In the general case, all I can prove so far is that $\lambda = \diag(A)$ decreases the spectral norm of $\norm{A - \diag(\lambda)}$ compared with $\lambda = 0$. Seems somewhat obvious, but still requires proof.
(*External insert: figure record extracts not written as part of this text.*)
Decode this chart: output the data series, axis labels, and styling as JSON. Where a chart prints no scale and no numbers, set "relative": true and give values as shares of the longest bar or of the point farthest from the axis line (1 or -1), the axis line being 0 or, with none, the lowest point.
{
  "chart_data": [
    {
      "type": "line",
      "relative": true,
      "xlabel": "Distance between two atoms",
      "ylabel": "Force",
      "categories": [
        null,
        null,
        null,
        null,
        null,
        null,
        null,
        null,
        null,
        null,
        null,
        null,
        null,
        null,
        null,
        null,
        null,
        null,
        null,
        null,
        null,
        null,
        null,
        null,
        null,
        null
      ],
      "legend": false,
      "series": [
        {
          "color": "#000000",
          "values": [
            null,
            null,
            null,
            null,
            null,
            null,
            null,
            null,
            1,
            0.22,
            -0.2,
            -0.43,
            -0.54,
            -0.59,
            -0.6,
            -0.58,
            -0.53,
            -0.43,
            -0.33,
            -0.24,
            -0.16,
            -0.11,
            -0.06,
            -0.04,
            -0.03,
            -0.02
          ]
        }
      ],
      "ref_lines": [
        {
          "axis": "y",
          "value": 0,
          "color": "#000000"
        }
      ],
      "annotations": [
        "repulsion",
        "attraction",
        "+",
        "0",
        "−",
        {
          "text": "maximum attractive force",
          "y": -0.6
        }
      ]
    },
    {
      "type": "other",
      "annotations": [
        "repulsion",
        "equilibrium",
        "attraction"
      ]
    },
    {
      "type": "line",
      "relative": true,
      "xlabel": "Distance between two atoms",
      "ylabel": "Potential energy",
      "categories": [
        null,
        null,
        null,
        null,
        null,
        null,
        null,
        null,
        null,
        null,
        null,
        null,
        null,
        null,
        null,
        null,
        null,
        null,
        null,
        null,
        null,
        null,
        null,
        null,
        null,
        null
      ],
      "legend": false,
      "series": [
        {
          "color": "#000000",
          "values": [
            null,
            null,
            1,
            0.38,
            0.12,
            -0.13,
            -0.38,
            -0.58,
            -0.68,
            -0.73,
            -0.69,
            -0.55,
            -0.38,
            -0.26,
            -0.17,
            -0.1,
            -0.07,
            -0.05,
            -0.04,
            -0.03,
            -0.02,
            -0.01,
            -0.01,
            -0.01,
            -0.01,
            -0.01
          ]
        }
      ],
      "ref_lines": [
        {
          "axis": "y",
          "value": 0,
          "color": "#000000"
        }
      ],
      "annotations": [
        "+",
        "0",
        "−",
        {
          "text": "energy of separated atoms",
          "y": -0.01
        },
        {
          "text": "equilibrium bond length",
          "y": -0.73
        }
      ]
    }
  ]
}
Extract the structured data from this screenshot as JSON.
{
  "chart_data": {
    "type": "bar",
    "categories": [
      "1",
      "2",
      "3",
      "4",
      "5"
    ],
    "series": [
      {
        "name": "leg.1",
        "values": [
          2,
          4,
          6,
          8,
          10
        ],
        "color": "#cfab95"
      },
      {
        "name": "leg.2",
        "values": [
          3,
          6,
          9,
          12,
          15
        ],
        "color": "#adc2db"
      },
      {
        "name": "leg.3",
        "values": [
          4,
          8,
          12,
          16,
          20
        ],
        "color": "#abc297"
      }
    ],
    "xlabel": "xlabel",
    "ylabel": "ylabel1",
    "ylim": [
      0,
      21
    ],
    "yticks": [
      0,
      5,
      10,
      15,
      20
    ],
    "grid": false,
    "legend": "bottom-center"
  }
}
We will prove that $\norm{A - \diag(A)} \leq \norm{A}$. Recall that since $A$ is PSD, then so is $\diag(A)$. Hence for any $v \in \R^n$, $$ v^\T (A - \diag(A)) v = v^\T A v - v^\T \diag(A) v \leq v^\T A v \:, $$ and therefore $\lambda_{\max}(A - \diag(A)) \leq \lambda_{\max}(A)$. Similarly, $$ v^\T (\diag(A) - A) v = v^\T \diag(A) v - v^\T A v \leq v^\T \diag(A) v \:, $$ and therefore $\lambda_{\max}(\diag(A) - A) \leq \lambda_{\max}(\diag(A)) \leq \lambda_{\max}(A)$. The last inequality is since $\sup_{\norm{v} = 1} v^\T A v \geq e_i^\T A e_i = A_{ii}$ for all $i = 1, ..., n$. Since $-\lambda_{\min}(X) = \lambda_{\max}(-X)$ for any symmetric $X$, these two inequalities show that $$ \begin{align*} \norm{A - \diag(A)} &= \max(-\lambda_{\min}(A - \diag(A)), \lambda_{\max}(A - \diag(A))) \\ &= \max(\lambda_{\max}(\diag(A) - A), \lambda_{\max}(A - \diag(A))) \\ &\leq \lambda_{\max}(A) = \norm{A} \:, \end{align*} $$ as desired.
When $n \geq 3$, more work is needed to say how much $\norm{A - \diag(A)}$ differs from $\norm{A - \diag(\lambda^*)}$, where $\lambda^*$ solves the spectral norm problem. One approach might be to write the problem as an SDP and look at the KKT conditions, or look at the dual. Another approach is to write the optimization problem in variational form and analyze the resulting min-max problem.